LONDON — Director Roland Joffe, best known for “The Killing Fields” and “The Mission,” has teamed up with FremantleMedia Intl. to develop miniseries “Ugly,” an eight-part adaptation of “The Hunchback of Notre Dame.”
Joffe has moved the action of Victor Hugo’s novel into the late 17th and early 18th century. The story begins with the birth of a boy to an aristocratic family. The boy is deformed and his family abandons him by the roadside in a basket, where he is discovered by a troupe of travelling actors. They name him Ugly.
The story follows Ugly into adulthood, exploring the nature of beauty and ugliness, what it means to be human, and notions of morality.
Speaking exclusively to Variety, Joffe said: “Stories that concern inner and outer beauty are perennial concerns for people because they ask questions of what it is to be a human being. Are we judged by our outward appearance or our inner life? Ugly is in many senses a kind of wonderfully archetypal hero because he is everything one is used to pitying, and yet in actual fact he has an extraordinary inner life.”
Alongside the story of Ugly, Joffe has introduced a second story strand, that of John Law, a Scottish economist, who is put in charge of France’s finances by King Louis XV.
Joffe said that the introduction of Law’s story is one of the ways he is making the story relevant to today’s audiences.
“Hugo in his novel looked at the influence of the church on medieval culture and people’s lives. In modernizing the story and bringing it to a way of storytelling that will attract a modern audience I decided that I would look at the influence of money on our lives,” he said.
Law’s great innovation is the introduction of paper money, which in turn leads to speculation. Law policies cause a financial crisis, which ruins the country.
“I thought that was a wonderful reflection of the age that we’ve been living in,” Joffe told Variety. “And it reflects wonderfully the idea of beauty. It is very easy when one is awash with cash to imagine that one is beautiful, and beauty can be bought, and that beauty is how much you show off. Beauty is the clothes you wear and the carriage you ride in. It was so explored and prevalent in France at that time that I thought that it had a wonderful echo of the kind of lives we live now.
“Inside that maelstrom of financial and social madness beats one extraordinary heart, and it beats in the chest of an extraordinary person, who is called Ugly, because by our standards of beauty that’s what he is. The question is what is beauty and where do we find it?”
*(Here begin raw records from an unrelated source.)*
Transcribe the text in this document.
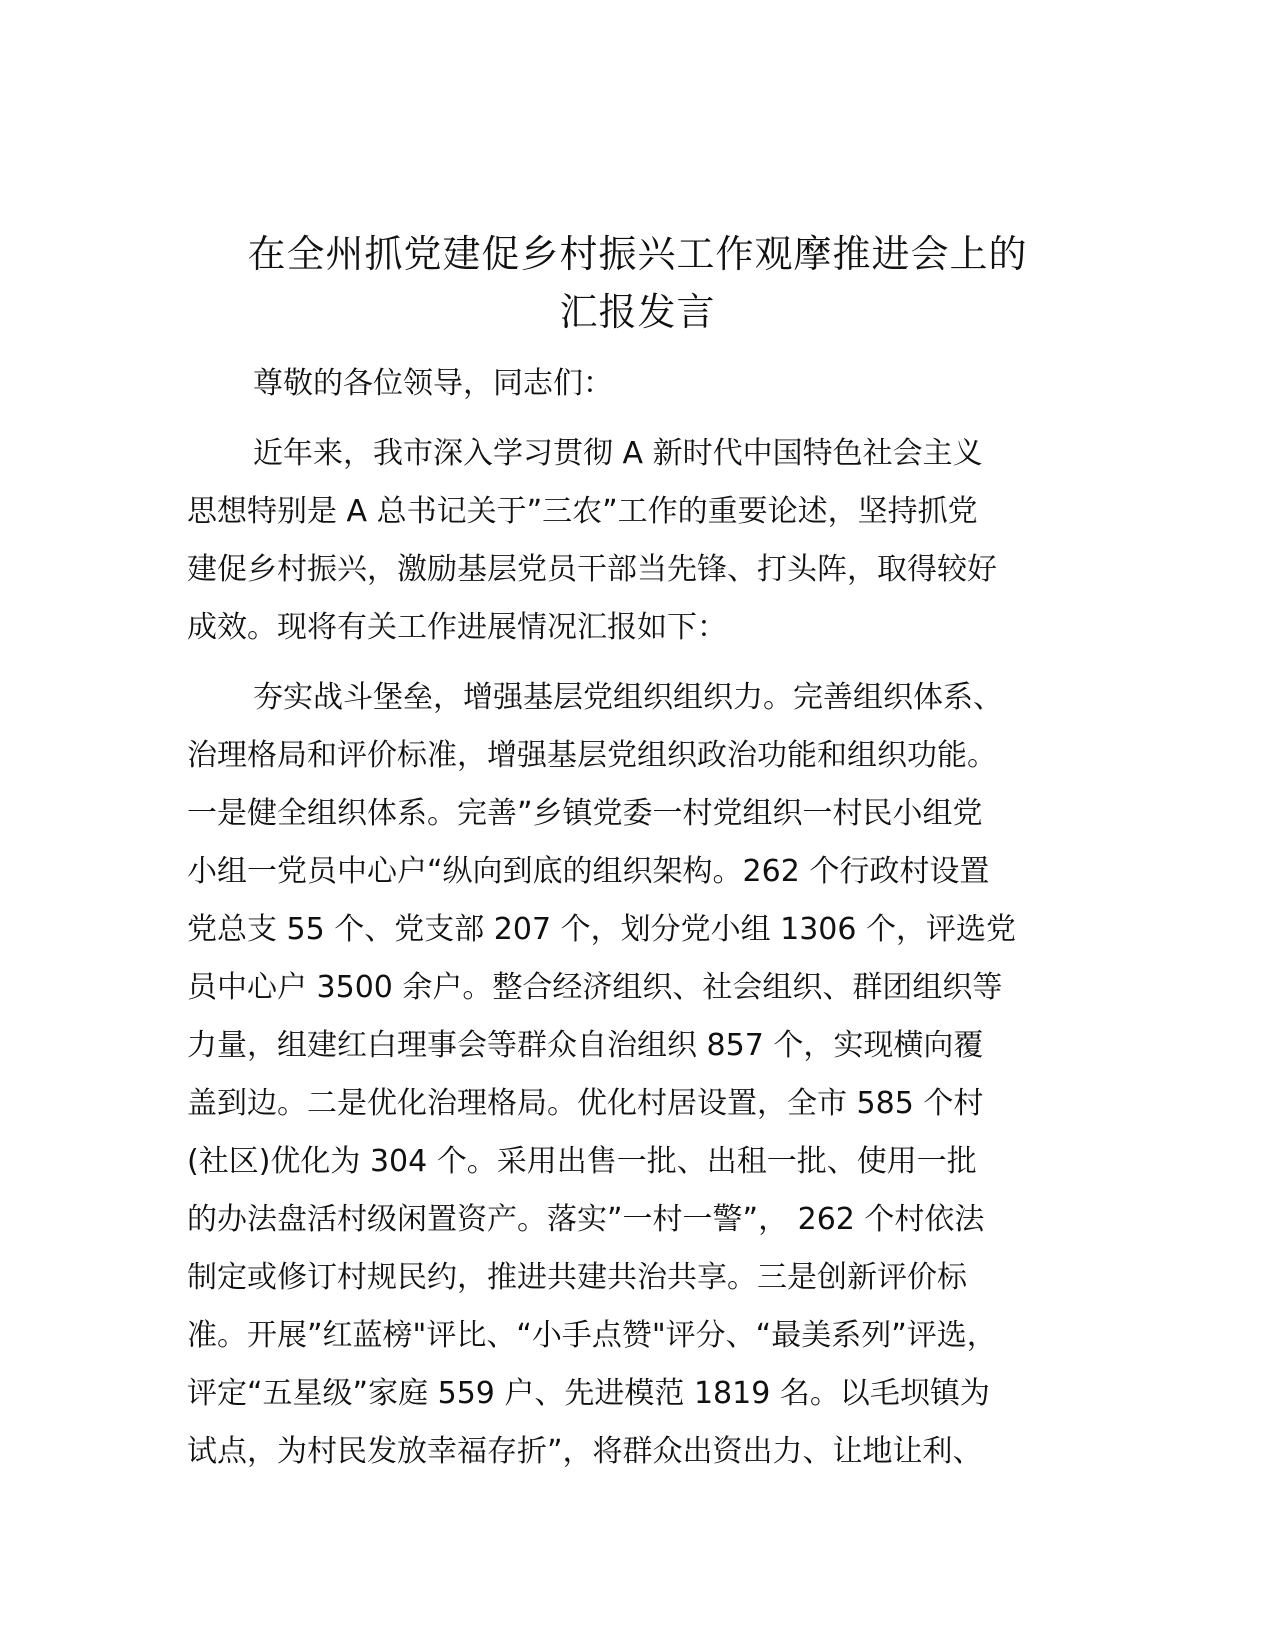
在全州抓党建促乡村振兴工作观摩推进会上的
汇报发言

尊敬的各位领导，同志们：

近年来，我市深入学习贯彻 A 新时代中国特色社会主义
思想特别是 A 总书记关于”三农”工作的重要论述，坚持抓党
建促乡村振兴，激励基层党员干部当先锋、打头阵，取得较好
成效。现将有关工作进展情况汇报如下：

夯实战斗堡垒，增强基层党组织组织力。完善组织体系、
治理格局和评价标准，增强基层党组织政治功能和组织功能。
一是健全组织体系。完善”乡镇党委一村党组织一村民小组党
小组一党员中心户“纵向到底的组织架构。262 个行政村设置
党总支 55 个、党支部 207 个，划分党小组 1306 个，评选党
员中心户 3500 余户。整合经济组织、社会组织、群团组织等
力量，组建红白理事会等群众自治组织 857 个，实现横向覆
盖到边。二是优化治理格局。优化村居设置，全市 585 个村
(社区)优化为 304 个。采用出售一批、出租一批、使用一批
的办法盘活村级闲置资产。落实”一村一警”， 262 个村依法
制定或修订村规民约，推进共建共治共享。三是创新评价标
准。开展”红蓝榜"评比、“小手点赞"评分、“最美系列”评选，
评定“五星级”家庭 559 户、先进模范 1819 名。以毛坝镇为
试点，为村民发放幸福存折”，将群众出资出力、让地让利、
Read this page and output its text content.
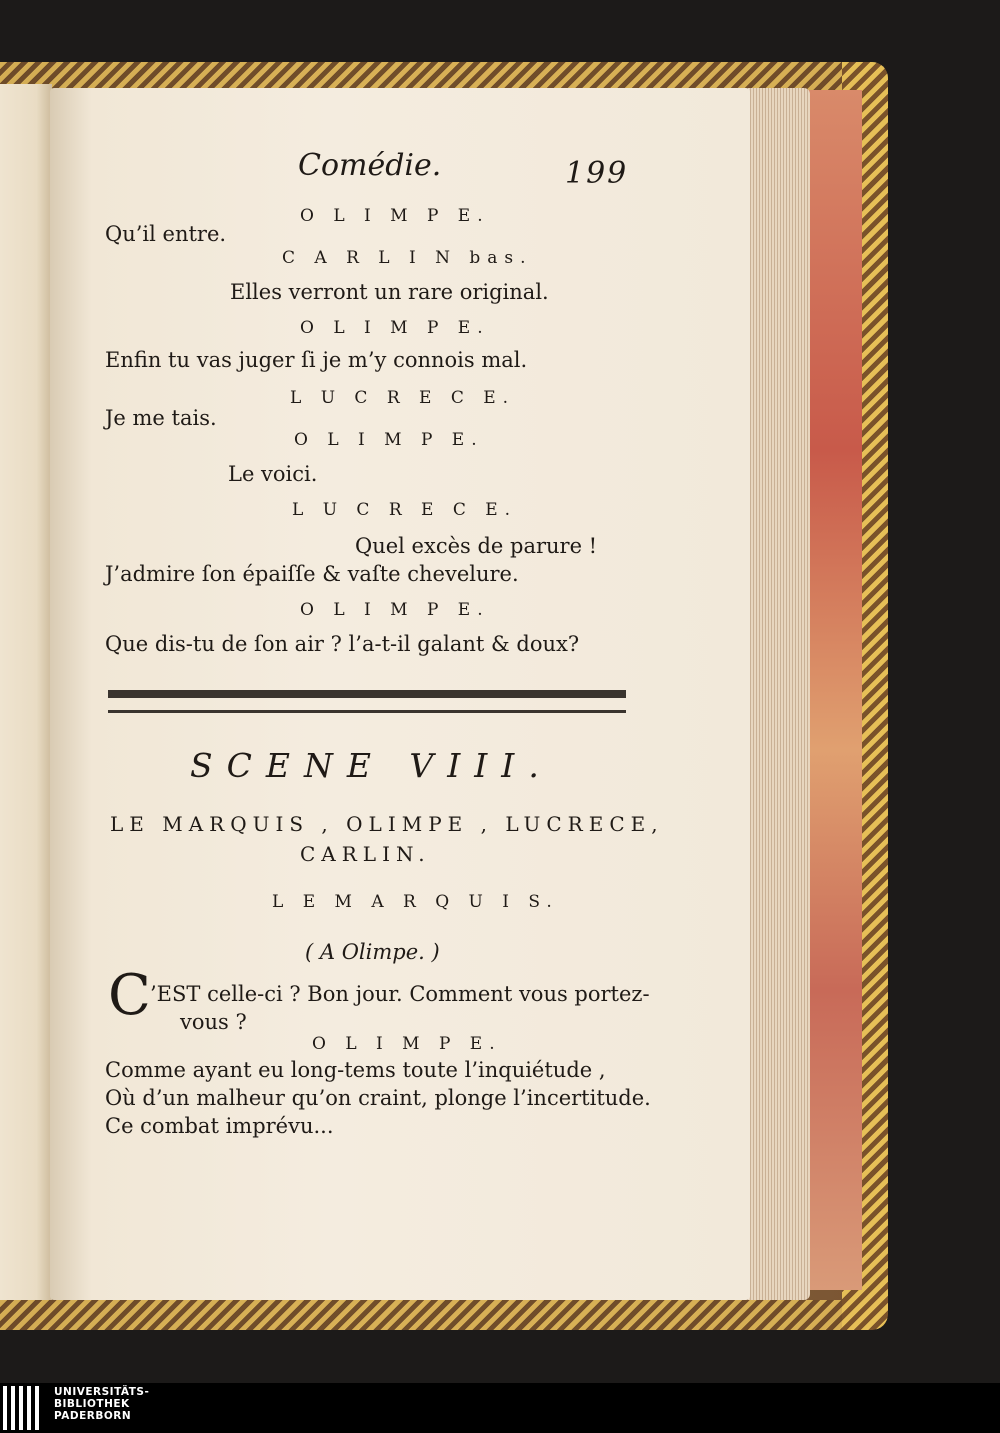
Comédie.	199
O L I M P E.
Qu’il entre.
C A R L I N bas.
Elles verront un rare original.
O L I M P E.
Enfin tu vas juger ſi je m’y connois mal.
L U C R E C E.
Je me tais.
O L I M P E.
Le voici.
L U C R E C E.
Quel excès de parure !
J’admire ſon épaiſſe & vaſte chevelure.
O L I M P E.
Que dis-tu de ſon air ? l’a-t-il galant & doux?
SCENE VIII.
LE MARQUIS , OLIMPE , LUCRECE,
CARLIN.
L E M A R Q U I S.
( A Olimpe. )
C ’EST celle-ci ? Bon jour. Comment vous portez-
vous ?
O L I M P E.
Comme ayant eu long-tems toute l’inquiétude ,
Où d’un malheur qu’on craint, plonge l’incertitude.
Ce combat imprévu...
UNIVERSITÄTS-
BIBLIOTHEK
PADERBORN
FremantleMedia Intl. will introduce the miniseries to buyers at next month’s TV market MipTV in Cannes. Joffe hopes to move into production next year.
Sarah Doole, director of global drama at FremantleMedia, said, “ ‘Ugly’ is truly captivating and exactly the type of project that we have been seeking in our efforts to grow our creation of high-end scripted dramas. We are looking forward to discussing the project with the broadcasters at MipTV.”
Joffe, who was Oscar nominated for both “The Killing Fields” and “The Mission,” is currently prepping for a miniseries about the Texas Rangers from Leslie Greif, the producer behind “Hatfields & McCoys.”